To get answers, the Kinder Institute at Rice University took data from the Texas Education Agency and paired it with the National School Finance Indicators database. What they discovered might seem obvious to parents.

"A majority of Texas school districts are underfunded," said Ruth López Turley with the Kinder Institute. "About 73% of them are underfunded, just meaning that that the amount of per-pupil funding they receive is lower than the amount of per-pupil funding they need."

In our back-to-school survey, we heard from many of you that student preparedness and teacher turnover were concerns.

Per-pupil funding was determined by the school finance indicators based on two main factors -- local labor costs, which can vary greatly district to district, and students' needs 

"Because different students are associated with different costs," Turley said. "For example, special needs students cost more to educate. English learners cost more to educate." 
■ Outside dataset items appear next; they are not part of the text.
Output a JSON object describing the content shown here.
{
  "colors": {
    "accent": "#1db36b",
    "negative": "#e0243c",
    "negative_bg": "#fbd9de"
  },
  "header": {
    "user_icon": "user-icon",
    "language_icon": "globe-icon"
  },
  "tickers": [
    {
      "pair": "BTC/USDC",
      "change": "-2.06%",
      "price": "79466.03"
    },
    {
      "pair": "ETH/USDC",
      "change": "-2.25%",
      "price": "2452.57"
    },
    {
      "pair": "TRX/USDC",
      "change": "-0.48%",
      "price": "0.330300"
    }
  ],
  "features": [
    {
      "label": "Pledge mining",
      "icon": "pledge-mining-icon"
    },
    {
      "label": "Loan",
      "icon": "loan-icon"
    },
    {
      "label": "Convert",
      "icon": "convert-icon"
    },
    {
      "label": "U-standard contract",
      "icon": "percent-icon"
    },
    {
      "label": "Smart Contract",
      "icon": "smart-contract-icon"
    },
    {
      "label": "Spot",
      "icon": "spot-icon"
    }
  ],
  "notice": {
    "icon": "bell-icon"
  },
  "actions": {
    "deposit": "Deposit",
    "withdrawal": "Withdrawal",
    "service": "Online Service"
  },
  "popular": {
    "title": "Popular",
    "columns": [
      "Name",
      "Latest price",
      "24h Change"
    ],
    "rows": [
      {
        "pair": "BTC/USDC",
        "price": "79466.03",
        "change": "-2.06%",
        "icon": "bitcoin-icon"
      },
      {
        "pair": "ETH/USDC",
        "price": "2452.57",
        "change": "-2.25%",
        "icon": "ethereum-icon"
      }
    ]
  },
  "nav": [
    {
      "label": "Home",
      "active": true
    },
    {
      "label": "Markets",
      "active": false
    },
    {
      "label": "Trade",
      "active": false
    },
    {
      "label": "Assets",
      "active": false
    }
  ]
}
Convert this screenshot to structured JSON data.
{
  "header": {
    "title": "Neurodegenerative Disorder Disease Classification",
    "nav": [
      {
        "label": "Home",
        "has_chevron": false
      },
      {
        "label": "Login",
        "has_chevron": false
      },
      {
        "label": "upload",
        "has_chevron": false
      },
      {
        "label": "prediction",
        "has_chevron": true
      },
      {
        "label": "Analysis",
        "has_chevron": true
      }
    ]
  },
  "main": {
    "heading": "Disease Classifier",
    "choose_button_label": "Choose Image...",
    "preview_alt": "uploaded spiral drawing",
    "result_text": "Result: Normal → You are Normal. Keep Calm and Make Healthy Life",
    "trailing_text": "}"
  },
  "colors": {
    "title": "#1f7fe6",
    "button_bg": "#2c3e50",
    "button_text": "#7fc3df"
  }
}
Turley says the study found many Texas school districts were severely underfunded, meaning the district's funding gap exceeds 40% of its needs.

Those schools are strongly associated with a TEA student achievement rating of a C or lower. Locally, Pasadena, Sheldon, Cleveland, Galena Park, Spring, and Houston ISDs are among those considered to be severely underfunded. 

But the largest funding gap percentages are at Aldine and Alief ISDs. 

Turley says additional per-pupil funding to simply reduce the gap by 35%, not close it completely, would help increase a district's TEA rating to an A or B.

"On the most severely underfunded school district, if you total up the enrollment, you total up the additional per-pupil funding that would be needed to reduce those gaps, it would be about $9.3 billion." 

Texas has the money to do that. The state comptroller says Texas will have $23 billion in its rainy day fund at the end of 2024, but the state legislature would have to approve using that money for public schools. The state legislature has not increased per-student funding in Texas since 2019.